The timing and the description of the Heywood case match all the details that have been released of the death, although the detective who called Lee from the Chongqing police did not disclose a name. "I don't know who was the victim, who was the suspect," said Lee, who added, "I don't get involved in politics."
Lee did not recall the exact date he received the phone call, but thought it was one week before Wang fled to the consulate. The blood sample never arrived in Connecticut.
However, it appears that Wang had had a preliminary test of the sample performed elsewhere. A businessman familiar with the case said that at the consulate, Wang offered the technical evidence from a test of the blood sample.
"The test confirmed the poisoning. There is physical evidence, a sample of flesh. The forensic evidence is very strong," said the businessman, who asked not to be quoted by name.
The Chinese state media announced April 10 that Gu Kailai, Bo's wife, was under investigation on suspicion of killing Heywood in a business dispute. Heywood, a longtime expatriate who spoke fluent Chinese, was an old friend of the Bo family who had helped Bo's son get into the prestigious Harrow boarding school in London. His friends have said he was summoned from Beijing to meet with Gu in Chongqing a few days before his death; some reports say Gu pressured Heywood's widow, who is Chinese, into having the body cremated.
Had the Chongqing police not taken a physical sample of the body, it would have been virtually impossible to confirm poisoning, according to Lee. "It would be very difficult unless the material was a heavy-metal type of poison," Lee said.
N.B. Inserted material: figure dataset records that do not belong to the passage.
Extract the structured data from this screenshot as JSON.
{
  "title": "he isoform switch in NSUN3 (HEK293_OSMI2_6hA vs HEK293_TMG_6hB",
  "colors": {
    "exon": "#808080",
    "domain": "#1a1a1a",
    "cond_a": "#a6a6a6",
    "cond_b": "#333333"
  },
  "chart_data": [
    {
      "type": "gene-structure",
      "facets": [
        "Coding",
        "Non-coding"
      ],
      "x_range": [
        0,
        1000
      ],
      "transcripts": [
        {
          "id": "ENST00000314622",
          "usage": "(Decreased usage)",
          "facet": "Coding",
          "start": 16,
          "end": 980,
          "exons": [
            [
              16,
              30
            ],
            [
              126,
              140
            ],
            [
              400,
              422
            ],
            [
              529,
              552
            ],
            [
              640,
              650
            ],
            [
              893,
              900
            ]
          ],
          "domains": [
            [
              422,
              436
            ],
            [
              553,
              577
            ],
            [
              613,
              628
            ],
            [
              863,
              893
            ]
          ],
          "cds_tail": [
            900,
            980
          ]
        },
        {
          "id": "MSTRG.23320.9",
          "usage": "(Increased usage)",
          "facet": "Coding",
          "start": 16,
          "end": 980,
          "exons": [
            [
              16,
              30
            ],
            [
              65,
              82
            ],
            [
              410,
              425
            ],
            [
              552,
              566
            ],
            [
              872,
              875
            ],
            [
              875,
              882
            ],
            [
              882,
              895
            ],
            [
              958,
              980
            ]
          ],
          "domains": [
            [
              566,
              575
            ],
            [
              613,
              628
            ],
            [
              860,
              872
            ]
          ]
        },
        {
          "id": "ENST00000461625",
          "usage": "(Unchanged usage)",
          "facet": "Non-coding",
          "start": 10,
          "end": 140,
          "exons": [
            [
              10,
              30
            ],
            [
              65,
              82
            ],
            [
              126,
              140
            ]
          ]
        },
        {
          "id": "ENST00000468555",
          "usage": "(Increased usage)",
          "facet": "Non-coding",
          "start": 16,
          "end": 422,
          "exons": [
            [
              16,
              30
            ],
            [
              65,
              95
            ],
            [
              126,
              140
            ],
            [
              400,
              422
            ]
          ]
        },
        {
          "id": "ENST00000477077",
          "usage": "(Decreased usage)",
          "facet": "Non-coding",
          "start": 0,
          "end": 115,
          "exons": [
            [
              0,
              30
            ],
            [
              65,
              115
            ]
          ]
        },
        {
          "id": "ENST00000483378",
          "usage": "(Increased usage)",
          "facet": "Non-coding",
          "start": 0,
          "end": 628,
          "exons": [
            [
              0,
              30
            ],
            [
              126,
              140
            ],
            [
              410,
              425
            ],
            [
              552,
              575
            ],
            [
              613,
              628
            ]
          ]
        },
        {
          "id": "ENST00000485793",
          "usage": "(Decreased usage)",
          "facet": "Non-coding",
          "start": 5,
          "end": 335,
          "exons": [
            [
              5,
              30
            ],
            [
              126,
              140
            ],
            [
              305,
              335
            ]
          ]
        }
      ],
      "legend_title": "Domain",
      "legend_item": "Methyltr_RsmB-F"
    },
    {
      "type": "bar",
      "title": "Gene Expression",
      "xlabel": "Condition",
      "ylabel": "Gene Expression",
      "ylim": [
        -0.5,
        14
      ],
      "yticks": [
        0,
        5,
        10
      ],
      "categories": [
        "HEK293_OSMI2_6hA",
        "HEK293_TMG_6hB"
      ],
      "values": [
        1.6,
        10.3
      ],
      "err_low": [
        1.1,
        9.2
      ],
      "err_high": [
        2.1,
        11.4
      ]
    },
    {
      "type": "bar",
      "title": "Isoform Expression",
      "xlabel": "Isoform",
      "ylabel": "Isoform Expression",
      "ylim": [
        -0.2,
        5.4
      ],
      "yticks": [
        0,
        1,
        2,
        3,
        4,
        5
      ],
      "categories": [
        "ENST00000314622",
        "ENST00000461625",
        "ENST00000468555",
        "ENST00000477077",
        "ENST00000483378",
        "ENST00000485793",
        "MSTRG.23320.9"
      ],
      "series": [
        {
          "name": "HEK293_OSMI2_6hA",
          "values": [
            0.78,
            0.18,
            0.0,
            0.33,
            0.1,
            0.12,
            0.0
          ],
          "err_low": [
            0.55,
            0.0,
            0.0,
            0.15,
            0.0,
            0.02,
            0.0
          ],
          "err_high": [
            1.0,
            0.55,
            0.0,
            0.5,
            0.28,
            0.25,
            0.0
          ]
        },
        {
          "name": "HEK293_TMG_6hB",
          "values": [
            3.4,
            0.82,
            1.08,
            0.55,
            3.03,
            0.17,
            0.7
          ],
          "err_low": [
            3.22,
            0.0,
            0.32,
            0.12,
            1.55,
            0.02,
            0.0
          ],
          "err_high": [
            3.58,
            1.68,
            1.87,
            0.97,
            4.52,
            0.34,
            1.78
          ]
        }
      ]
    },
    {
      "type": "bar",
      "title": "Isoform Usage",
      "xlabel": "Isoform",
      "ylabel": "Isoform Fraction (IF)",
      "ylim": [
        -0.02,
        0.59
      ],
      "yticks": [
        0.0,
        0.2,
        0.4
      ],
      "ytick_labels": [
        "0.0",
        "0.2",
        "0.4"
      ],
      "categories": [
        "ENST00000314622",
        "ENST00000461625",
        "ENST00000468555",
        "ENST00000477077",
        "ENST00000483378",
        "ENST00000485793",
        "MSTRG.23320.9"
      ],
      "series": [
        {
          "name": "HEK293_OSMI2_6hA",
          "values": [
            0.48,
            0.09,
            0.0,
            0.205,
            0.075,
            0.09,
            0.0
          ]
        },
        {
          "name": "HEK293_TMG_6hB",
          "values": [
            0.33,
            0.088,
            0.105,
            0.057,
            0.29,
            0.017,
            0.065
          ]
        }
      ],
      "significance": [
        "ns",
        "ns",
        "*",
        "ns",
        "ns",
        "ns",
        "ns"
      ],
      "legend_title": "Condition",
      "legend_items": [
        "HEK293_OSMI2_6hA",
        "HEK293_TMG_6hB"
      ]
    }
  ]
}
There has been no word as to when Gu, a 53-year-old lawyer, might stand trial in Heywood's death. According to friends, she has not been allowed to see her family or consult a lawyer since being taken into custody in March.
Bo is also likely to stand trial in the case, possibly on charges of obstructing the investigation. A political source said the trials could take place as early as July because the Chinese government is anxious to have the cases wrapped up before a major Communist Party congress to anoint the next generation of leaders. "It should happen no later than August," the source said.
Wang is expected to be charged with treason shortly for seeking refuge at the consulate, although people familiar with the case said that he has cut a deal that would give him a reduced prison sentence. A well-connected Chinese editor said that Wang is staying in a comfortable villa in northwest Beijing.
"He was very smart. By going to the embassy, he was able to protect himself so that he wouldn't be assassinated or just disappear. He is doing well," the editor said.